Ja quase de volta ao bar onde tinha tomado o chá, tremendo, chorando e sem saber o que fazer, peco ajuda a uma mulher que estava saindo de uma loja. Agradeço as minhas aulas de alemão!!! Consigo pensar em como eh bom ja conseguir falar um pouquinho dessa língua. Explico o que aconteceu e ela me ajuda a ligar para a policia. Procura o telefone do Marido na internet do celular dela já que eu não sabia e ainda não sei o numero de cabeça. Ela me acalma. Sugere onde devo ir e define prioridades para mim: banco para suspender os cartões, cancelar o celular e depois policia. Me da toda atenção e apoio possível. No final me abraça bem forte e me diz que esta tudo bem. Peco desculpas por coloca-la no meio disso. Ela me abraça de novo e me diz que não há problema. Pergunta se pode me ajudar com mais alguma coisa. Pergunta se estou bem e só segue seu caminho depois de perceber que eu já tinha voltado a minha razão. Sim, meus amigos! Existem anjos no mundo!

E assim começa a minha saga por novos documentos, cartões e celular.
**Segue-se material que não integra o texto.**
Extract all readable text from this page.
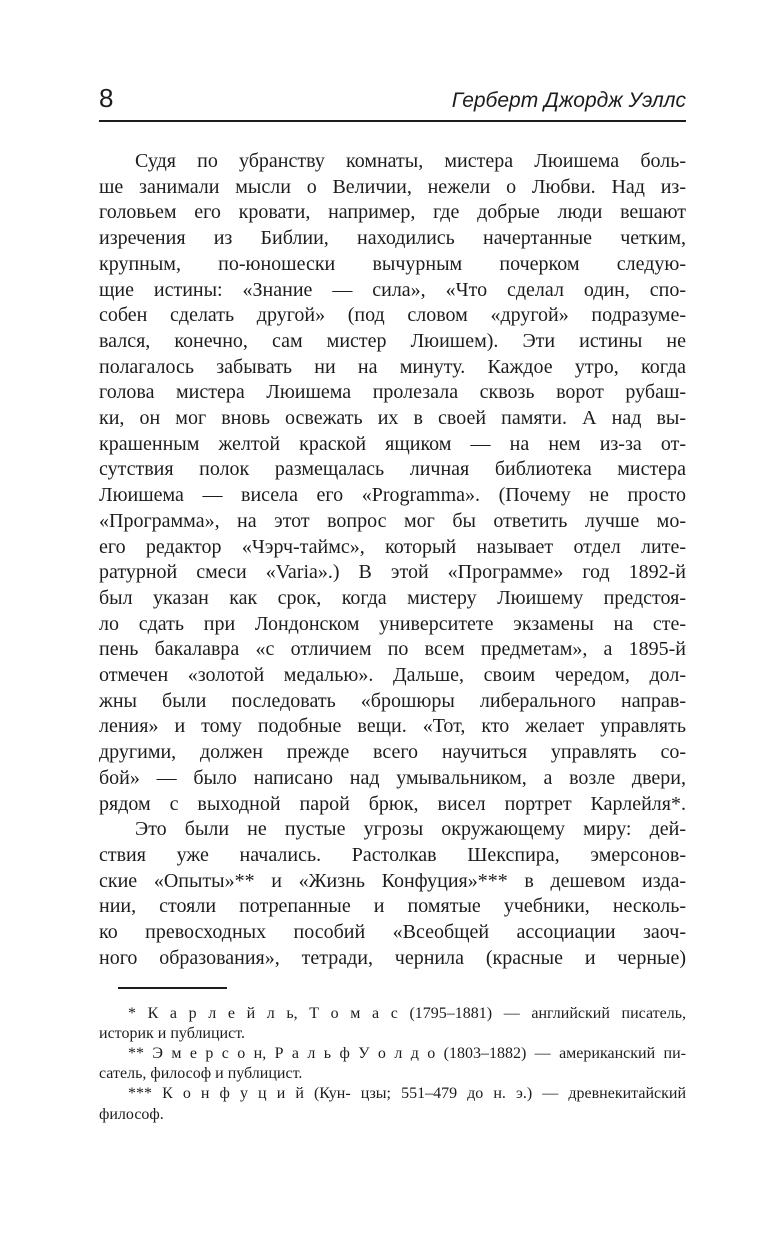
8	Герберт Джордж Уэллс
Судя по убранству комнаты, мистера Люишема боль-
ше занимали мысли о Величии, нежели о Любви. Над из-
головьем его кровати, например, где добрые люди вешают
изречения из Библии, находились начертанные четким,
крупным, по-юношески вычурным почерком следую-
щие истины: «Знание — сила», «Что сделал один, спо-
собен сделать другой» (под словом «другой» подразуме-
вался, конечно, сам мистер Люишем). Эти истины не
полагалось забывать ни на минуту. Каждое утро, когда
голова мистера Люишема пролезала сквозь ворот рубаш-
ки, он мог вновь освежать их в своей памяти. А над вы-
крашенным желтой краской ящиком — на нем из-за от-
сутствия полок размещалась личная библиотека мистера
Люишема — висела его «Programma». (Почему не просто
«Программа», на этот вопрос мог бы ответить лучше мо-
его редактор «Чэрч-таймс», который называет отдел лите-
ратурной смеси «Varia».) В этой «Программе» год 1892-й
был указан как срок, когда мистеру Люишему предстоя-
ло сдать при Лондонском университете экзамены на сте-
пень бакалавра «с отличием по всем предметам», а 1895-й
отмечен «золотой медалью». Дальше, своим чередом, дол-
жны были последовать «брошюры либерального направ-
ления» и тому подобные вещи. «Тот, кто желает управлять
другими, должен прежде всего научиться управлять со-
бой» — было написано над умывальником, а возле двери,
рядом с выходной парой брюк, висел портрет Карлейля*.
Это были не пустые угрозы окружающему миру: дей-
ствия уже начались. Растолкав Шекспира, эмерсонов-
ские «Опыты»** и «Жизнь Конфуция»*** в дешевом изда-
нии, стояли потрепанные и помятые учебники, несколь-
ко превосходных пособий «Всеобщей ассоциации заоч-
ного образования», тетради, чернила (красные и черные)
* К а р л е й л ь, Т о м а с (1795–1881) — английский писатель,
историк и публицист.
** Э м е р с о н, Р а л ь ф У о л д о (1803–1882) — американский пи-
сатель, философ и публицист.
*** К о н ф у ц и й (Кун- цзы; 551–479 до н. э.) — древнекитайский
философ.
Depois de duas semanas, ainda continuo na saga, pago um preço bem salgadinho por cada nova segunda via de cartões ou documentos. Ainda espero pelo meu visto suíço. Da ultima vez que o renovei demorou seis meses para chegar um novo… Torço para que desta vez seja mais rápido.

Ainda não consegui tempo para comprar o feijão… mas uma outra amiga, brasileira, me deu feijão de presente. Outro anjo.

Cinco dias depois, Marido  vai a um jantar com os colegas de trabalho em um restaurante novo no Spalentor (pra quem eh de Basel). Estaciona sua bicicleta recém comprada e a acorrenta junto a um poste. A corrente era a mais grossa que havíamos encontrado na loja. Ele janta alegre e feliz e quando vai pegar a bicicleta… cadê a bicicleta??? No chão ele encontra a corrente cortada ao meio…

E assim começa a nossa saga com o seguro. É a primeira vez que usamos o seguro. Em menos de uma semana o acionamos duas vezes! Ainda não temos resposta de nada…

Dois dias depois recebemos uma correspondência dos administradores do prédio onde trabalho dizendo que câmeras foram instaladas em virtude de roubos recentes…

Alguns meses atrás entraram em uma casa aqui da rua. Já ouvimos também outras estórias similares.

Eh a Suíça saindo do mundo perfeito encantado e entrando no mundo “real”…
Não há mais tanto espaço para perfeição neste mundo, Switzerland… I am sorry… mas dá loucura do mundo atual não há como escapar. Adapta-se, por favor!

Para você que esta em Basel fica a minha sugestão: redobre a atenção!